You know (PrimeReact)In Components
Dialog + footer Buttons + a fetchCommandDialog command={...}
InputText + useState + manual validationInputTextField value={i => i.field} — typed to the command
DataTable value={...} + useEffect fetchDataTableForObservableQuery query={...} (live) or DataTableForQuery
Split panes + selection + detail wiringDataPage with detailsComponent
A multi-step wizard you build yourselfStepperCommandDialog
A PrimeReact themethe same theme, plus --cratis-* tokens for repainting
  • It’s still PrimeReact underneath. Column, Button, icons, and your chosen theme all work as you know them.
  • You keep using plain PrimeReact for purely presentational widgets that aren’t tied to a command or query — the two coexist happily on the same screen.
  • Your styling knowledge carries over; Components renders PrimeReact in unstyled mode and reads colors and spacing from tokens you control. See Styling.

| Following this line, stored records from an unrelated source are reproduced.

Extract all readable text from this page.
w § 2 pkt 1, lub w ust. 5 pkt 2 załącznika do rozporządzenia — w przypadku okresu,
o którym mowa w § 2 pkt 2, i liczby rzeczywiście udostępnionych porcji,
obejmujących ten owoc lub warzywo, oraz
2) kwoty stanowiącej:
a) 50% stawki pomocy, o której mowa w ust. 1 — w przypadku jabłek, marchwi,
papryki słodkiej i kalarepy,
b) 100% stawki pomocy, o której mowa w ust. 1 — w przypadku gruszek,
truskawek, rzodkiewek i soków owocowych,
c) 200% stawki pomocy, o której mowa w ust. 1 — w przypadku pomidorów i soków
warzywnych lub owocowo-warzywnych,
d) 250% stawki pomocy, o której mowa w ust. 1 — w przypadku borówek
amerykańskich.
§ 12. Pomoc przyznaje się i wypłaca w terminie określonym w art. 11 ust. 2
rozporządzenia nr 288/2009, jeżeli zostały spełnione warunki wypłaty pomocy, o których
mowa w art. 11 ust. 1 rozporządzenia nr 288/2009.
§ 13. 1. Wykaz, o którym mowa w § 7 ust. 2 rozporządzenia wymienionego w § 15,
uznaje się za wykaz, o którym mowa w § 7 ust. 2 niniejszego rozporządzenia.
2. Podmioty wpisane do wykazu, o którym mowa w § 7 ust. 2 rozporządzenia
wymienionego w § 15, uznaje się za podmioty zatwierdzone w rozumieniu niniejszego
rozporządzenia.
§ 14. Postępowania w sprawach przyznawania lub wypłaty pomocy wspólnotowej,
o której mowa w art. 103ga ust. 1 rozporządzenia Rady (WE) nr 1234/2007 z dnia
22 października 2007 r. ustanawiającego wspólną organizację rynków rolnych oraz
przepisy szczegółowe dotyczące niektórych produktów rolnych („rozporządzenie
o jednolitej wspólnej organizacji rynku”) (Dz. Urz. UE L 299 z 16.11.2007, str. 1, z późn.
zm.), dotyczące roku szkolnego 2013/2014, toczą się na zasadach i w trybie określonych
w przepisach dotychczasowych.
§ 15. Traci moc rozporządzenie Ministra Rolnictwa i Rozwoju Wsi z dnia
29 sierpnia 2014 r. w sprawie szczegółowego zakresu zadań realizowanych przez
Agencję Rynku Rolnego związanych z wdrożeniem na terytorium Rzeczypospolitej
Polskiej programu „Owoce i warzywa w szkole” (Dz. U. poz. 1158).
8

  • Forms bind to commands, not to local state. No useState per field, no loading flag, no hand-written validation — the command carries its own rules, and the proxy runs them on both sides.
  • Tables bind to queries, not to fetched arrays. An observable query keeps the table current with no subscription code and no “refresh after save.”
  • The binding is type-checked. Field accessors and column fields line up with the generated types, so a backend change that breaks the screen is a compile error, not a runtime surprise.